SLU news

Alkaline dehydration of source-separated fresh human urine

Published: 01 June 2020
urine diverting toliet

Preliminary insights into using different dehydration temperature and media.

For sanitation systems aiming at recycling nutrients, separately collecting urine at source is desirable as urine contains most of the nutrients in wastewater.

However, reducing the volume of the collected urine and recovering majority of its nutrients is necessary, as this improves the transportability and the end-application of urine-based fertilisers. In this study, we present an innovative method, alkaline dehydration, for treating fresh human urine into a nutrient-rich dry solid. 

Our aim was to investigate whether fresh urine (pH < 7) added to five different alkaline media (pH > 11) could be dehydrated at elevated temperatures (50 and 60 °C) with minimal loss of urea, urine's principal nitrogen compound. We found that it was possible to concentrate urine 48 times, yielding dry end-products with high fertiliser value: approximately, 10% N, 1% P, and 4% K.

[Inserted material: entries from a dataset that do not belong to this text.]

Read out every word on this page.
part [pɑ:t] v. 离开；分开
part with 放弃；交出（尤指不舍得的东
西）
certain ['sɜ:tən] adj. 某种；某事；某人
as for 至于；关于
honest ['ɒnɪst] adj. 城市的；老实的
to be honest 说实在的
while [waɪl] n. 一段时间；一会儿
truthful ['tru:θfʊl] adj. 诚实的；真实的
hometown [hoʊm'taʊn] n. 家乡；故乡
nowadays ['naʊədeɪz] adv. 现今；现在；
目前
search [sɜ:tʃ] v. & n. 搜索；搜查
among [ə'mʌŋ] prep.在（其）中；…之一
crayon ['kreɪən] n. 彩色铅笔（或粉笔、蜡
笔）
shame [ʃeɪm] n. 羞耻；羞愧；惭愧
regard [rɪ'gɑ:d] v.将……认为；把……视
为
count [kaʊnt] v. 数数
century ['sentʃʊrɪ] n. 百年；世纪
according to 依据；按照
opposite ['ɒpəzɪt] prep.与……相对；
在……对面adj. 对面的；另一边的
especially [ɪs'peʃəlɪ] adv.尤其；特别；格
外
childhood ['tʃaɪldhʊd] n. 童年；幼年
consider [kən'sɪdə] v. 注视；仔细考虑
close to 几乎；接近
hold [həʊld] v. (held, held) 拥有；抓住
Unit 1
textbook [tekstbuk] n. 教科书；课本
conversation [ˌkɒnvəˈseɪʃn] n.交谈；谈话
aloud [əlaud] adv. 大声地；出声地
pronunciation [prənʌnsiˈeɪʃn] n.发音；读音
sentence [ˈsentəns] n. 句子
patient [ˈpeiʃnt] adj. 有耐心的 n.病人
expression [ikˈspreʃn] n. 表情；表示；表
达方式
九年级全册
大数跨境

We monitored the physicochemical properties and the composition of various dehydration media to provide useful insights into their suitability for dehydrating urine. We demonstrated that it is possible to recover >90% nitrogen when treating fresh urine by alkaline dehydration by inhibiting the enzymatic hydrolysis of urea at elevated pH and minimising the chemical hydrolysis of urea with high urine dehydration rates.

Facts:

Innovative sanitation technology developed to convert urine to nutrient-rich solid.

Urine-based fertiliser produced with 10% N, 1% P & 4% K on dry matter basis.

>90% N recovered despite drying urine at high temperature (60 °C) & pH (>12).

Provided insights into selection of alkaline substrates for drying human urine.

Proposed design chart to estimate N recovery at different drying temperatures.